ANDERSON – For the past five years the Madison County prosecutor’s office has supplemented salaries with discretionary funds, a source that Prosecutor Rodney Cummings said has run dry.
Cummings said Wednesday that his office is the most underfunded in the state for counties with a population greater than 100,000 and that it needs funding from the general fund to operate.
The office has 11 full-time deputy prosecutors who are paid $66,981 per year from county coffers.
“We’ve spent $1.8 million from the three discretionary funds since 2015 to supplement salaries,” Cummings said. “Those are funds intended for community programs.”
Chief Deputy Prosecutor Andrew Hanna said that with the discretionary funds supplementing salaries, the Madison County office is not competitive with other counties.
Hanna said that since December the office has hired five new deputy prosecutors.
“We’re losing prosecutors to higher paying counties,” Cummings said. “Most of the new deputies are coming right out of law school, but we don’t have the money to pay the more experienced deputies.”
Hanna said Madison County is ranked sixth of Indiana’s 92 counties when it comes to major felony crimes and is third in the state for sending offenders to prison.

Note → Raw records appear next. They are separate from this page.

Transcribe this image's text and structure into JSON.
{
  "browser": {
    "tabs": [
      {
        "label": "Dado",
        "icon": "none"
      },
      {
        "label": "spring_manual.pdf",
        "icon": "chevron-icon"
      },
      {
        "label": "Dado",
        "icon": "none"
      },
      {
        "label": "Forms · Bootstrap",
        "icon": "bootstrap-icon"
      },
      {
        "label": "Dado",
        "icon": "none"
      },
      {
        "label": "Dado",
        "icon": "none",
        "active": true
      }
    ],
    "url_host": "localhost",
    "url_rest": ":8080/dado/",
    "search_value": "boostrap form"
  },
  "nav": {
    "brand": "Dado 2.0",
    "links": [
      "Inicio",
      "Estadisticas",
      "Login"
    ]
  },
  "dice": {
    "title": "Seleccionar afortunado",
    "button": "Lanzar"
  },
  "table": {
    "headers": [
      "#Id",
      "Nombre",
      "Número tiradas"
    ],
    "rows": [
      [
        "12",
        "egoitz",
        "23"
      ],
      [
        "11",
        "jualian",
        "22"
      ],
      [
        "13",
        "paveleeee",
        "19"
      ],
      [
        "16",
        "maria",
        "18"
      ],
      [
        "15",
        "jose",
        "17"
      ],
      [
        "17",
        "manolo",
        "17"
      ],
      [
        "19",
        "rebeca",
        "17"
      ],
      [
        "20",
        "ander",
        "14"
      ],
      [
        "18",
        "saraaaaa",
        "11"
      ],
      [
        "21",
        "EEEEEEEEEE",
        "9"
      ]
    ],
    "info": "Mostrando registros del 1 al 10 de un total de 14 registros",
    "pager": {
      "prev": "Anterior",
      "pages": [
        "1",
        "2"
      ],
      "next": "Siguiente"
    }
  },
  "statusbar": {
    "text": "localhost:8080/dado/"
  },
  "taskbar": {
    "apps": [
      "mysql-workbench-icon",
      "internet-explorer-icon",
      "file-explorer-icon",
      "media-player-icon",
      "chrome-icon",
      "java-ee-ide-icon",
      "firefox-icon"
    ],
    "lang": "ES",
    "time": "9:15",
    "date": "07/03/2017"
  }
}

“This is one of the most challenging prosecutor’s office in the state when it comes to major felony crimes,” he said.
In comparison, neighboring Hamilton County has 25 prosecutors with a starting salary of $70,739, and Tippecanoe County has 31 prosecutors with a base salary of $67,984.
Cummings said he has not requested additional funding from the Madison County Council to operate the office since 2013.
He believes the office should be receiving some of the local income tax to fund public safety.
That fund took in $2.7 million in 2020 with $1.9 million available for the sheriff’s retirement fund and for problem solving courts. Approximately $700,000 is used to pay off the Central Dispatch and radio system bonds.
Cummings said two legal secretaries and an investigator are paid from the discretionary funds.
He is requesting $150,000 from the County Council next Tuesday to pay the salaries for those three positions.
Hanna said the office is underfunded by up to $600,000 annually.
“We need $300,000 to get by,” Cummings said. “If we don’t get the funding, we will have to lay people off.”
Hanna said the office is not requesting additional deputies, but the request for additional attorneys will become necessary in the future.
He said the office doesn’t have the capacity to provide the necessary oversight for each criminal case.
“We’re doing well,” Cummings said. “But if we don’t receive more funding in the next two months there will be a mass exodus from the office.”
Currently one deputy prosecutor is handling more than 1,000 Level 5 and Level 6 felony cases per year and the deputy working in the city and town courts has between 3,000 and 4,000 cases per year.
Hanna said the office also needs to hire two additional investigators to help handle the caseload.
He said Madison County pays investigators a starting salary of $35,000 per year and Tippecanoe County is paying $74,000.
“We need some help,” Cummings said. “We should receive some of the public safety fund revenues.”